[Beowulf] Re: typical latencies for gigabit ethernet

Scott Atchley atchley at myri.com
Mon Jun 29 10:44:47 PDT 2009


On Jun 29, 2009, at 12:10 PM, Dave Love wrote:

>> When I test Open-MX, I turn interrupt coalescing off. I run
>> omx_pingpong to determine the lowest latency (LL). If the NIC's  
>> driver
>> allows one to specify the interrupt value, I set it to LL-1.
>
> Right, and that's what I did before, with sensible results I thought.
> Repeating it now on Centos 5.2 and OpenSuSE 10.3, it doesn't behave
> sensibly, and I don't know what's different from the previous SuSE
> results apart, probably, from the minor kernel version.  If I set
> rx-frames=0, I see this:
>
> rx-usec    latency (µs)
> 20         34.6
> 12         26.3
> 6          20.0
> 1          14.8
>
> whereas if I just set rx-frames=1, I get 14.7 µs, roughly  
> independently
> of rx-usec.  (Those figures are probably ±∼0.2µs.)
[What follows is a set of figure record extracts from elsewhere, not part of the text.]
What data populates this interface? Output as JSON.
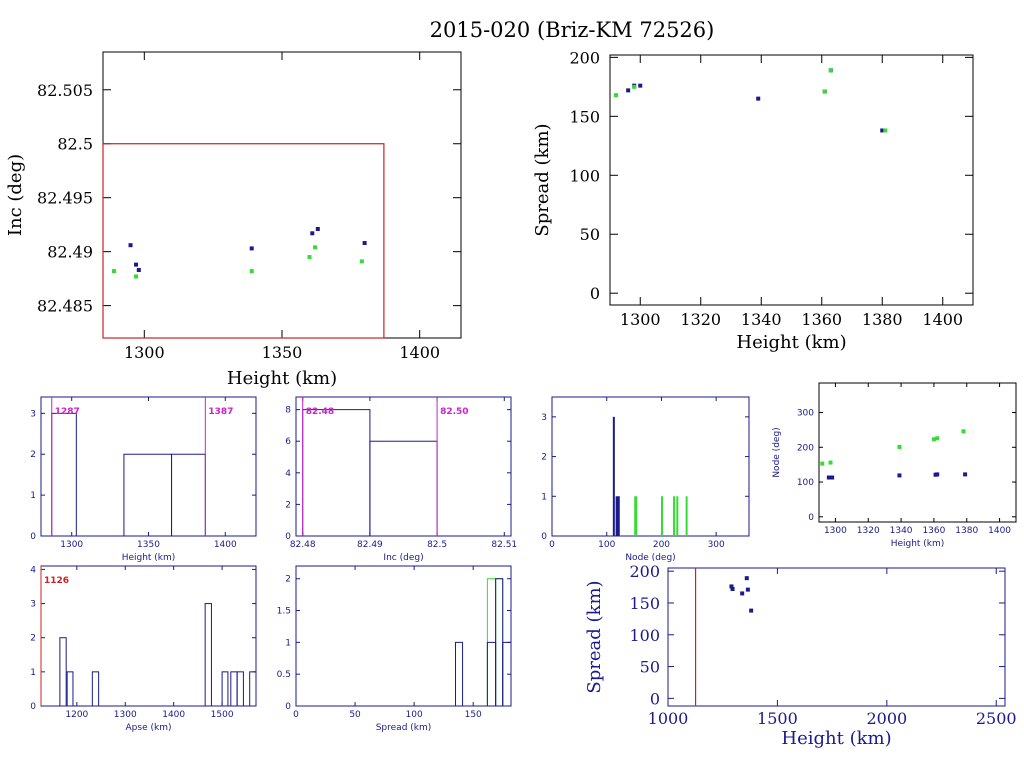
{
  "title": "2015-020 (Briz-KM 72526)",
  "colors": {
    "blue": "#1a1a8c",
    "green": "#33dd33",
    "red": "#cc2222",
    "magenta": "#cc22cc",
    "axis": "#1a1a8c",
    "black": "#000000"
  },
  "chart_data": [
    {
      "id": "inc_vs_height",
      "type": "scatter",
      "xlabel": "Height (km)",
      "ylabel": "Inc (deg)",
      "xlim": [
        1285,
        1415
      ],
      "ylim": [
        82.482,
        82.5085
      ],
      "xticks": [
        1300,
        1350,
        1400
      ],
      "yticks": [
        82.485,
        82.49,
        82.495,
        82.5,
        82.505
      ],
      "ytick_labels": [
        "82.485",
        "82.49",
        "82.495",
        "82.5",
        "82.505"
      ],
      "series": [
        {
          "color": "blue",
          "x": [
            1295,
            1297,
            1298,
            1339,
            1361,
            1363,
            1380
          ],
          "y": [
            82.4906,
            82.4888,
            82.4883,
            82.4903,
            82.4917,
            82.4921,
            82.4908
          ]
        },
        {
          "color": "green",
          "x": [
            1289,
            1297,
            1339,
            1360,
            1362,
            1379
          ],
          "y": [
            82.4882,
            82.4877,
            82.4882,
            82.4895,
            82.4904,
            82.4891
          ]
        }
      ],
      "box": {
        "x": [
          1285,
          1387
        ],
        "y": [
          82.482,
          82.5
        ],
        "color": "red"
      }
    },
    {
      "id": "spread_vs_height",
      "type": "scatter",
      "xlabel": "Height (km)",
      "ylabel": "Spread (km)",
      "xlim": [
        1290,
        1410
      ],
      "ylim": [
        -10,
        202
      ],
      "xticks": [
        1300,
        1320,
        1340,
        1360,
        1380,
        1400
      ],
      "yticks": [
        0,
        50,
        100,
        150,
        200
      ],
      "series": [
        {
          "color": "blue",
          "x": [
            1296,
            1298,
            1300,
            1339,
            1361,
            1363,
            1380
          ],
          "y": [
            172,
            176,
            176,
            165,
            171,
            189,
            138
          ]
        },
        {
          "color": "green",
          "x": [
            1292,
            1298,
            1361,
            1363,
            1381
          ],
          "y": [
            168,
            175,
            171,
            189,
            138
          ]
        }
      ]
    },
    {
      "id": "height_hist",
      "type": "bar",
      "xlabel": "Height (km)",
      "ylabel": "",
      "xlim": [
        1280,
        1420
      ],
      "ylim": [
        0,
        3.4
      ],
      "xticks": [
        1300,
        1350,
        1400
      ],
      "yticks": [
        0,
        1,
        2,
        3
      ],
      "bins": [
        {
          "x0": 1287,
          "x1": 1303,
          "count": 3
        },
        {
          "x0": 1334,
          "x1": 1365,
          "count": 2
        },
        {
          "x0": 1365,
          "x1": 1387,
          "count": 2
        }
      ],
      "markers": [
        {
          "x": 1287,
          "label": "1287",
          "color": "magenta"
        },
        {
          "x": 1387,
          "label": "1387",
          "color": "magenta"
        }
      ]
    },
    {
      "id": "inc_hist",
      "type": "bar",
      "xlabel": "Inc (deg)",
      "ylabel": "",
      "xlim": [
        82.479,
        82.511
      ],
      "ylim": [
        0,
        8.8
      ],
      "xticks": [
        82.48,
        82.49,
        82.5,
        82.51
      ],
      "xtick_labels": [
        "82.48",
        "82.49",
        "82.5",
        "82.51"
      ],
      "yticks": [
        0,
        2,
        4,
        6,
        8
      ],
      "bins": [
        {
          "x0": 82.48,
          "x1": 82.49,
          "count": 8
        },
        {
          "x0": 82.49,
          "x1": 82.5,
          "count": 6
        }
      ],
      "markers": [
        {
          "x": 82.48,
          "label": "82.48",
          "color": "magenta"
        },
        {
          "x": 82.5,
          "label": "82.50",
          "color": "magenta"
        }
      ]
    },
    {
      "id": "node_hist",
      "type": "bar",
      "xlabel": "Node (deg)",
      "ylabel": "",
      "xlim": [
        0,
        360
      ],
      "ylim": [
        0,
        3.5
      ],
      "xticks": [
        0,
        100,
        200,
        300
      ],
      "yticks": [
        0,
        1,
        2,
        3
      ],
      "bars": [
        {
          "x": 113,
          "count": 3,
          "color": "blue",
          "width": 2
        },
        {
          "x": 119,
          "count": 1,
          "color": "blue",
          "width": 3
        },
        {
          "x": 122,
          "count": 1,
          "color": "blue",
          "width": 2
        },
        {
          "x": 153,
          "count": 1,
          "color": "green",
          "width": 3
        },
        {
          "x": 201,
          "count": 1,
          "color": "green",
          "width": 2
        },
        {
          "x": 223,
          "count": 1,
          "color": "green",
          "width": 2
        },
        {
          "x": 229,
          "count": 1,
          "color": "green",
          "width": 2
        },
        {
          "x": 246,
          "count": 1,
          "color": "green",
          "width": 2
        }
      ]
    },
    {
      "id": "node_vs_height",
      "type": "scatter",
      "xlabel": "Height (km)",
      "ylabel": "Node (deg)",
      "xlim": [
        1290,
        1410
      ],
      "ylim": [
        -15,
        385
      ],
      "xticks": [
        1300,
        1320,
        1340,
        1360,
        1380,
        1400
      ],
      "yticks": [
        0,
        100,
        200,
        300
      ],
      "series": [
        {
          "color": "blue",
          "x": [
            1296,
            1298,
            1339,
            1361,
            1362,
            1379
          ],
          "y": [
            113,
            113,
            119,
            121,
            122,
            122
          ]
        },
        {
          "color": "green",
          "x": [
            1292,
            1297,
            1339,
            1360,
            1362,
            1378
          ],
          "y": [
            153,
            156,
            201,
            223,
            226,
            246
          ]
        }
      ]
    },
    {
      "id": "apse_hist",
      "type": "bar",
      "xlabel": "Apse (km)",
      "ylabel": "",
      "xlim": [
        1126,
        1570
      ],
      "ylim": [
        0,
        4.1
      ],
      "xticks": [
        1200,
        1300,
        1400,
        1500
      ],
      "yticks": [
        0,
        1,
        2,
        3,
        4
      ],
      "bins": [
        {
          "x0": 1165,
          "x1": 1178,
          "count": 2
        },
        {
          "x0": 1180,
          "x1": 1192,
          "count": 1
        },
        {
          "x0": 1232,
          "x1": 1245,
          "count": 1
        },
        {
          "x0": 1465,
          "x1": 1478,
          "count": 3
        },
        {
          "x0": 1500,
          "x1": 1512,
          "count": 1
        },
        {
          "x0": 1518,
          "x1": 1531,
          "count": 1
        },
        {
          "x0": 1531,
          "x1": 1544,
          "count": 1
        },
        {
          "x0": 1557,
          "x1": 1570,
          "count": 1
        }
      ],
      "markers": [
        {
          "x": 1126,
          "label": "1126",
          "color": "red"
        }
      ]
    },
    {
      "id": "spread_hist",
      "type": "bar",
      "xlabel": "Spread (km)",
      "ylabel": "",
      "xlim": [
        0,
        182
      ],
      "ylim": [
        0,
        2.2
      ],
      "xticks": [
        0,
        50,
        100,
        150
      ],
      "yticks": [
        0,
        0.5,
        1,
        1.5,
        2
      ],
      "ytick_labels": [
        "0",
        "0.5",
        "1",
        "1.5",
        "2"
      ],
      "bins_green": [
        {
          "x0": 162,
          "x1": 169,
          "count": 2
        },
        {
          "x0": 169,
          "x1": 175,
          "count": 2
        }
      ],
      "bins_blue": [
        {
          "x0": 135,
          "x1": 141,
          "count": 1
        },
        {
          "x0": 162,
          "x1": 169,
          "count": 1
        },
        {
          "x0": 169,
          "x1": 175,
          "count": 2
        },
        {
          "x0": 175,
          "x1": 182,
          "count": 1
        }
      ]
    },
    {
      "id": "spread_vs_height_wide",
      "type": "scatter",
      "xlabel": "Height (km)",
      "ylabel": "Spread (km)",
      "xlim": [
        1000,
        2540
      ],
      "ylim": [
        -12,
        205
      ],
      "xticks": [
        1000,
        1500,
        2000,
        2500
      ],
      "yticks": [
        0,
        50,
        100,
        150,
        200
      ],
      "series": [
        {
          "color": "blue",
          "x": [
            1290,
            1295,
            1339,
            1360,
            1365,
            1380
          ],
          "y": [
            176,
            172,
            165,
            189,
            171,
            138
          ]
        }
      ],
      "vline": {
        "x": 1126,
        "color": "red"
      }
    }
  ]
}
That is odd. I have only tested with Intel e1000 and our myri10ge  
Ethernet driver. The Intel driver does not let you specify value other  
than certain settings (0, 25, etc.). The myri10ge driver does allow  
you to specify any value.

Your results may be specific to that driver.

>> Brice and Nathalie have a paper which implements an adaptive  
>> interrupt
>> coalescing so that you do not have to manually tune anything:
>
> Isn't that only relevant if you control the firmware?  I previously
> didn't really care about free firmware for devices in the same way as
> free software generally, but am beginning to see reasons to care.

True, I believe that had to make two very small modifications to the  
myri10ge firmware.

I have head that some Ethernet drivers do or will support adaptive  
coalescing which may give better performance than manually tuning and  
without modifying the NIC firmware for OMX.